Dominic Glynn returns to provide his annual score (sadly, one a year from Glynn is all we'll get in these final years of the '80s). Musically, this is an unusual story for DW, and Glynn appears to relish the challenge - he recalls on the DVD commentary how delighted he was to be asked to score a DW story in which music played such an integral part.
Two key cultural influences are at work within this story: the blues and film noir, although the director was prevented from making very much of the latter. Glynn nods towards the film noir element with several minor key piano phrases, but musically he's able to make far more out of the blues angle, and this score is liberally seasoned with melancholic harmonica. The harmonica was played by guest musician Adam Burney, who did his best to provide something in line with Glynn's requirements that would nevertheless match up with the visible breathing and hand movements of actor Richard D Sharp in those scenes where Burney was required to dub diegetic material.

Musical notes
  • As part of the incidental music, the harmonica is heard almost immediately in Part One, wailing and snarling as Silas P moves to entrap a miserable woman on the streets of Terra Alpha. The first bit of diegetic harmonica turns up about halfway through the episode, when Earl Sigma is first seen strolling down an otherwise empty street. It's at this point that the score's main harmonica theme is introduced, a relatively straightforward upward and then downward sequence of notes. Variations on this are heard through the rest of the story, including several provided by Glynn's synths - there's a particularly lovely flute version in Part One when Susan Q helps Ace to escape from the Happiness Patrol's headquarters. A full orchestral swell backs up the harmonica in the final cues of Part Three.

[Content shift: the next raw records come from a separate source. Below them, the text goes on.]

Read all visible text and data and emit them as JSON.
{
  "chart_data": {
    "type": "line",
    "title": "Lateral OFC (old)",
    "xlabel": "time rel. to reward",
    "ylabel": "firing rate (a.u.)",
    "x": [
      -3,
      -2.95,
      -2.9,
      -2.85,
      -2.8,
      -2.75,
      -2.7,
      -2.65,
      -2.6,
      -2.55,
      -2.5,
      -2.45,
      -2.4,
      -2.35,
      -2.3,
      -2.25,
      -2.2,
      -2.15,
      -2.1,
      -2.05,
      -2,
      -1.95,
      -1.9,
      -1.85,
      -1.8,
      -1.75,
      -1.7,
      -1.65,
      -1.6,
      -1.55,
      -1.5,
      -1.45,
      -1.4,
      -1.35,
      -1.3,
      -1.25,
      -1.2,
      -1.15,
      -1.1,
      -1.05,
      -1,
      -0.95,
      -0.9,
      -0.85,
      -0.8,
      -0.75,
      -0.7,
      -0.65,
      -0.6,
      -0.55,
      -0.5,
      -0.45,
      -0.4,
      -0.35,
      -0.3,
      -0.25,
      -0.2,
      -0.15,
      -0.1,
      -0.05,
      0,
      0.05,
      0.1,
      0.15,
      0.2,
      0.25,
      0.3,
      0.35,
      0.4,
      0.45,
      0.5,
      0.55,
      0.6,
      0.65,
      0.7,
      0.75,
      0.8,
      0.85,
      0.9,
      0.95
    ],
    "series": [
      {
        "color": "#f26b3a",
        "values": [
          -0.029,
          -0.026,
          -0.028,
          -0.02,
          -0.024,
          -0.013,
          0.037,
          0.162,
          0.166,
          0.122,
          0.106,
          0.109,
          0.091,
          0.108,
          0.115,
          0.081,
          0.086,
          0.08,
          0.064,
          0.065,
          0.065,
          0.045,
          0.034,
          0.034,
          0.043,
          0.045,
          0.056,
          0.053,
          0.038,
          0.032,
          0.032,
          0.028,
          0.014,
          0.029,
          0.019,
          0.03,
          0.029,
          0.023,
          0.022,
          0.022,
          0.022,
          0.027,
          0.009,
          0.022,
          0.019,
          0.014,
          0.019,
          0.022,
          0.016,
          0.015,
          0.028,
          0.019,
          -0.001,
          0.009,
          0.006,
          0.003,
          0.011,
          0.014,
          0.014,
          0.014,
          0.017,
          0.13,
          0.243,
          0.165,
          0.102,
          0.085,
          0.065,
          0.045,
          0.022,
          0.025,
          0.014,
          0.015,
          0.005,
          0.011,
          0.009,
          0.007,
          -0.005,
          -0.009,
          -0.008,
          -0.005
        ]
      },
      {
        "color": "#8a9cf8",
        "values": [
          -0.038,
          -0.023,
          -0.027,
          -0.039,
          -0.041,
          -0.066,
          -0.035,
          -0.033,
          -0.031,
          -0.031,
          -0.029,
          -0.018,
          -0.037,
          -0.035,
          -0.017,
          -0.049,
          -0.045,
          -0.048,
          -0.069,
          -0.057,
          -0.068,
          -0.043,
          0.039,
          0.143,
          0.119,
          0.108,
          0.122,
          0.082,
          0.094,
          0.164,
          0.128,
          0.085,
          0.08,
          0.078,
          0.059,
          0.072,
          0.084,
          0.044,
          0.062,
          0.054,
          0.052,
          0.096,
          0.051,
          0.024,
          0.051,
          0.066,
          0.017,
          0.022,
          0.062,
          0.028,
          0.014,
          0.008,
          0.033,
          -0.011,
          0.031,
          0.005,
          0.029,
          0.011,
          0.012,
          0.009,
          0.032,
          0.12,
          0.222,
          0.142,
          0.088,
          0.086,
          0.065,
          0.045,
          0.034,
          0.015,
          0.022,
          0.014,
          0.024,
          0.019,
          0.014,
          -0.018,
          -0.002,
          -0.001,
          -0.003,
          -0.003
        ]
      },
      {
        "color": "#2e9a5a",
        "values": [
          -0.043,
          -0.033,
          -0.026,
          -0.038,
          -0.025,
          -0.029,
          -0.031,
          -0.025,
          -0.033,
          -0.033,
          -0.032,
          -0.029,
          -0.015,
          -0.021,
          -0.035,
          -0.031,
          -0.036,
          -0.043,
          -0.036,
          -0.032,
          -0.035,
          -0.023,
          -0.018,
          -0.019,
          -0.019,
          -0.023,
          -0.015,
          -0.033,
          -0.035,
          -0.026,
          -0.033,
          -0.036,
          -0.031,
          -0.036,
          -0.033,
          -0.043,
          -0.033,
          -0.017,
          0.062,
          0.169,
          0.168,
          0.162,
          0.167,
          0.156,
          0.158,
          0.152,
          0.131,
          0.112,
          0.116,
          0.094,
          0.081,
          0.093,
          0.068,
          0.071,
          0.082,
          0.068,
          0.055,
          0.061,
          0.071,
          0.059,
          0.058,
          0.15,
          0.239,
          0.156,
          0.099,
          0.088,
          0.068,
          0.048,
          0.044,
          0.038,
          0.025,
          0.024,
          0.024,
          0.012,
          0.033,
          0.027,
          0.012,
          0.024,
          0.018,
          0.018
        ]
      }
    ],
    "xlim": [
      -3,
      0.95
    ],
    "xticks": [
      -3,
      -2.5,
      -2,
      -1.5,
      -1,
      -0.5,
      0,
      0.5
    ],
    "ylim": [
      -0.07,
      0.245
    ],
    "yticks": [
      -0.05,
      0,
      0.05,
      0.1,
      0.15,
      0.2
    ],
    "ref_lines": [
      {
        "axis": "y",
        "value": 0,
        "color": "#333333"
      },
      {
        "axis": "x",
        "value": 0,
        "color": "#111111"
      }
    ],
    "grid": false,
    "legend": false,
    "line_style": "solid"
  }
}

  • As with Dragonfire, Glynn produces no fewer than three pieces of muzak to give some variety to the sounds of Radio Terra Alpha. The most prominent (and horribly earwormy) of these is a hyperactive xylophone tune over airy synth chords with muted trumpet accents. It's playing in the Forum Square when the TARDIS arrives in Part One, and pops up frequently thereafter - Earl Sigma even mimics it on the harmonica when he's surprised by the Happiness Patrol. A sort of synth calypso tune is very briefly heard just before the TARDIS' arrival, and is heard at greater length in the Waiting Zone in Part Three. The third piece, which plays in the Waiting Zone while the Doctor and Ace are there in Part One, is a slow, cowboy-esque tune in synth violins and a kind of whistling sound. It's strangely mournful; you can practically hear the howling of small dogs in it - however did it get past Terra Alpha's censors?

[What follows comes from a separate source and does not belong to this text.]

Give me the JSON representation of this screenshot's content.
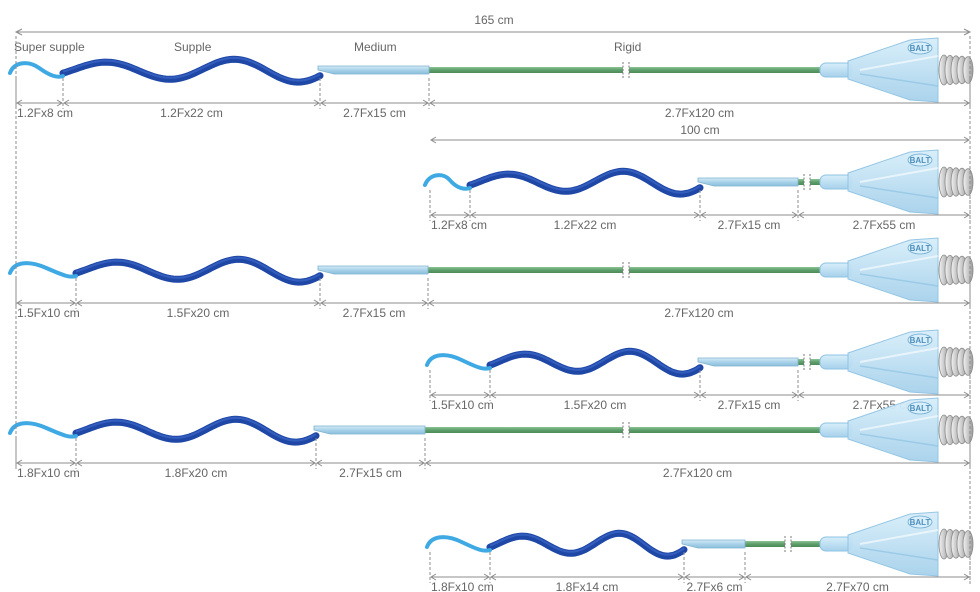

  • Time for the obligatory mention of a DW theme reference - there's a burst of the theme tune's bassline in Part One as the Doctor and Ace are escorted into the Waiting Zone. 
  • The Kandy Man has a special theme of his own, a fairgroundy oom-pa-pa in an eerie high-pitched glassy synth voice. It's first heard before he appears, in the scene in which Helen A and Gilbert M discuss what he's cooking up for that night's public execution. Glynn serves up a particularly grandiose version with trumpets and violins for the scene in which the Kandy Man first appears in his Kandy Kitchen, arranging the execution in Part One, and again in Part Three when he's killed in the pipes with his own fondant.
  • One odd element of the soundtrack: for the scenes of the factory Drones marching through the streets in Parts Two and Three, there's a literal humming drone. At one point, this humming seems to take on a variant melody of the main harmonica theme.

Vox pop
This is a real high point for Dominic Glynn, and while I'd be hard pressed to say that it's the best of the Sylvester McCoy era scores (although that's a measure of the general high quality of this era's music, not a slight against Glynn), it's as good an example as any we've had of the incidental music working in partnership with the story. More than this, it's a rare instance of the music taking up the slack from other areas of the story's production that were compromised by time and budgetary constraints. With his perky, saccharine muzak, Glynn helps to build the world of Terra Alpha; with his sinister piano cues, he nails the director's vision of a DW film noir; with Adam Burney's harmonica, he provides the heart of the story. That this score is so enjoyable in isolation is just the icing on the Kandy cake.

Availability
  • The BBC DVD release includes the full isolated score as an audio option.